O’Brien Test • The government regulation must be within constitutional powers of congress. • it must further an important or substantial government interest • It must be unrelated to the suppression of free expression, and • the incidental restriction on first amendment activities is no greater than is essential to fulfill the government's interest • Was the government’s interest in prohibiting the destruction of draft cards within the constitutional powers of congress?
United States v. O'Brien (1968) • Was the government’s interest in prohibiting the destruction of draft cards within the constitutional powers of congress? Congress has constitutional power to raise and support armies. It can establish a draft registration system assist in raising armies. • Did it further an important or substantial government interest?
United States v. O'Brien (1968) • Did it further an important or substantial government interest?

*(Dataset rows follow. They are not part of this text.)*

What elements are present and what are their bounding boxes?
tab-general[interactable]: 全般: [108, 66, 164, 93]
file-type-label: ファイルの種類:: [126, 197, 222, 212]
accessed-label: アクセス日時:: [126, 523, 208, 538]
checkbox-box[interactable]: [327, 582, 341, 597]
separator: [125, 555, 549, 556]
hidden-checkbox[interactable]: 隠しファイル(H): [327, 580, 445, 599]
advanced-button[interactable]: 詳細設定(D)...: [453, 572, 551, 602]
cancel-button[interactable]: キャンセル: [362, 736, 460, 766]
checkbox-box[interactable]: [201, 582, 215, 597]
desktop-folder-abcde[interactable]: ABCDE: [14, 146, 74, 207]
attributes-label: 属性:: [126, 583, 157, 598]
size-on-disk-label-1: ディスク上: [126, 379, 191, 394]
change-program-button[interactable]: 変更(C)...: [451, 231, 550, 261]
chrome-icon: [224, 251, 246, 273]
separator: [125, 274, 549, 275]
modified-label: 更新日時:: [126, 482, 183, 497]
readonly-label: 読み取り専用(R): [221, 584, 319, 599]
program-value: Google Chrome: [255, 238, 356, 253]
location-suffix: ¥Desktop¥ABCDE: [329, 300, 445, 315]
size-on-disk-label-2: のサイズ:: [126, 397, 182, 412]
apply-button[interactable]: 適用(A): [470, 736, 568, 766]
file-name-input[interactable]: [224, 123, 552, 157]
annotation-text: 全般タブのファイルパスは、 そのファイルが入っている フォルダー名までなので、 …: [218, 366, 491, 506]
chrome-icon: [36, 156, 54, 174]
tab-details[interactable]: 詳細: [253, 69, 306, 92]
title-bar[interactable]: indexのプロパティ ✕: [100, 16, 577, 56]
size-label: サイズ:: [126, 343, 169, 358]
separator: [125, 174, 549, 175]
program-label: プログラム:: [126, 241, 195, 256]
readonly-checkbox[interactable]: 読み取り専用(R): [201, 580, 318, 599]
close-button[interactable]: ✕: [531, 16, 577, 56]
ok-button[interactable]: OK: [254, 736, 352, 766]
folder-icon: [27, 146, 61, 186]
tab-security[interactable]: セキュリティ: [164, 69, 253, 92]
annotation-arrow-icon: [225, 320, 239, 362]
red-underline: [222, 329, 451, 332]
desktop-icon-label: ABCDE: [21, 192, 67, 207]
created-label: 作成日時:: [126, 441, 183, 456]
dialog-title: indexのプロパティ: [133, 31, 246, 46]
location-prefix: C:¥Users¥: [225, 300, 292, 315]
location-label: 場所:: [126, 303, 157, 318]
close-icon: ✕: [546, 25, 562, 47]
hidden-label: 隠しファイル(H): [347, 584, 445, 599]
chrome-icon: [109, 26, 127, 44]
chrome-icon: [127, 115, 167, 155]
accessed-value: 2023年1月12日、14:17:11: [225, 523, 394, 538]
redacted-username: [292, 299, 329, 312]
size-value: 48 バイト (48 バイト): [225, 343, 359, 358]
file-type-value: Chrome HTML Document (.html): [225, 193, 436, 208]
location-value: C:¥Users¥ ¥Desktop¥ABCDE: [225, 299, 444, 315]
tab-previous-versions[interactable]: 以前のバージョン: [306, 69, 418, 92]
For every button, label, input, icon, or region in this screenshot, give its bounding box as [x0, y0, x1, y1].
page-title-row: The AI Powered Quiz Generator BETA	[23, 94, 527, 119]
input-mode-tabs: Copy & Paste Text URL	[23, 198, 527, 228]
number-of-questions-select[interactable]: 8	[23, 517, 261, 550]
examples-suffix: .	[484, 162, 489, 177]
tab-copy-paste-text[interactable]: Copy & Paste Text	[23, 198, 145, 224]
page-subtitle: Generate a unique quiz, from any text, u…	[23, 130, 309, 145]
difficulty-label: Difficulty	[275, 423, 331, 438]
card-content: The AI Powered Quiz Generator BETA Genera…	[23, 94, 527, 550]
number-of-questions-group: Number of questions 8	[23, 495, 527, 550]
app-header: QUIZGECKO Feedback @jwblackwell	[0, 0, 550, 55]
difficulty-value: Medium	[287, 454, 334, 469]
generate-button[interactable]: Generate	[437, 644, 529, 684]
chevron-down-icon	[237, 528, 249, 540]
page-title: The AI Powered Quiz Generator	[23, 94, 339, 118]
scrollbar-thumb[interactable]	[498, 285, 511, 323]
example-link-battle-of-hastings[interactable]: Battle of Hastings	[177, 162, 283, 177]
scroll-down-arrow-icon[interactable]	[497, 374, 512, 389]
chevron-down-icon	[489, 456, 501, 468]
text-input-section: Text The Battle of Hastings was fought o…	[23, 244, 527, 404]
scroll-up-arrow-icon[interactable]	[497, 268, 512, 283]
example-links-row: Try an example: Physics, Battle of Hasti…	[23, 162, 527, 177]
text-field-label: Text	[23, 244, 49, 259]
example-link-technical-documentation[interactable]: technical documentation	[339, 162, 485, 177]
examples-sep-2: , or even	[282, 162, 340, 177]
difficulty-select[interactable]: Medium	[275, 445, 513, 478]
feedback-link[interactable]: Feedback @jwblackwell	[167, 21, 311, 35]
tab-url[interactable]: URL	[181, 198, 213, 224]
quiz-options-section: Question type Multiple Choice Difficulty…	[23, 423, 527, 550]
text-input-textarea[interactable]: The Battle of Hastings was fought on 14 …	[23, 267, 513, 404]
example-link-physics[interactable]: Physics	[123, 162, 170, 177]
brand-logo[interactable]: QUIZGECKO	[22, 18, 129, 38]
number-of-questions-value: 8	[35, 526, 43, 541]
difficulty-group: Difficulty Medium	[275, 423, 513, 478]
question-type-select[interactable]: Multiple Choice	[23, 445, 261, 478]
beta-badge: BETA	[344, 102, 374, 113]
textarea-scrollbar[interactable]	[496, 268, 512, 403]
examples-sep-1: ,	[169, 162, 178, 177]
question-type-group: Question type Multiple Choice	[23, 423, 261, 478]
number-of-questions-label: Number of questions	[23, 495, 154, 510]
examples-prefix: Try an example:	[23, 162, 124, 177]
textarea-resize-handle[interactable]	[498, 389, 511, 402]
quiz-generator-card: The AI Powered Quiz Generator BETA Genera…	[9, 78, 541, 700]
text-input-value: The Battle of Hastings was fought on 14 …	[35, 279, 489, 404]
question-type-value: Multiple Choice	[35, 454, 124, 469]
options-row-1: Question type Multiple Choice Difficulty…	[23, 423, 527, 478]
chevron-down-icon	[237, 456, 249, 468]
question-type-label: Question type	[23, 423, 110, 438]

Defending the country from military attack is an important government interest. • Was it unrelated to the suppression of free expression?
United States v. O'Brien (1968) • Was it unrelated to the suppression of free expression? Draft card mutilation law is related to the government’s interest in raising army rather than in the suppression of free speech. • Is the incidental restriction on first amendment activities no greater than is essential to fulfill the government's interest?
United States v. O'Brien (1968) • Is the incidental restriction on first amendment activities no greater than is essential to fulfill the government's interest? There is no alternative means that would more precisely and narrowly assure the continuing availability of issued Selective Service certificates than a law which prohibits their willful mutilation or destruction.
United States v. O'Brien (1968) Government claimed that: • Reg. certificate served as proof the individual described is registered for the draft. • Information on the draft card facilitated communication between registrants and local draft boards. • Certificates carry continual reminders of need to notify draft board of changes of address or status. • Without the law, certificates could be altered and used for deceptive purposes. • Do you think they were valid claims?
Texas v. Johnson (1989) FACTS: • This is a criminal case in which Texas authorities prosecuted the defendant, Gregory Johnson, for having burned an American flag in front of the Dallas City Hall as part of a political protest against policies of the Reagan administration. • Johnson was charged with violation of a state statute which prohibited desecration of a venerated object. Johnson claimed that this statute was unconstitutional.
Texas v. Johnson (1989) PRECEDENT: It is a violation of the 1st amendment (as applied to the states through the 14th amendment) for a state to prohibit person from burning (or physically desecrating) an American flag when it offends onlookers or is used as a means of expressing a political viewpoint. How does the Court use the O’Brien test in arriving at this decision?
Texas v. Johnson (1989) REASONING SUMMARY: • Johnson's act of burning the flag constituted expressive conduct which is protected by the first amendment. • Under the O’Brien test, Texas must establish a sufficient state interest that is unrelated to the suppression of expression. • Texas failed to meet this burden.
Texas v. Johnson (1989) REASONING SUMMARY: • There is insufficient evidence to show a significant danger of Johnson's action resulting in a breach of the peace. • no disturbance actually took place • no reasonable onlooker would have regarded Johnson's generalized expression of dissatisfaction with the policies of the federal government as a direct personal insult. • The state's interest in preserving the flag as a symbol of nationhood and national unity is an interest that is related to expression, and therefore falls outside the scope of the O'Brien test.
Texas v. Johnson (1989) REASONING SUMMARY: • Gov. cannot prohibit the expression of an idea simply because society finds the idea offensive or disagreeable. • W. Va. Bd. of Ed. v. Barnette holds that the government has no right "to prescribe what shall be orthodox in politics, nationalism, religion, or other matters of opinion."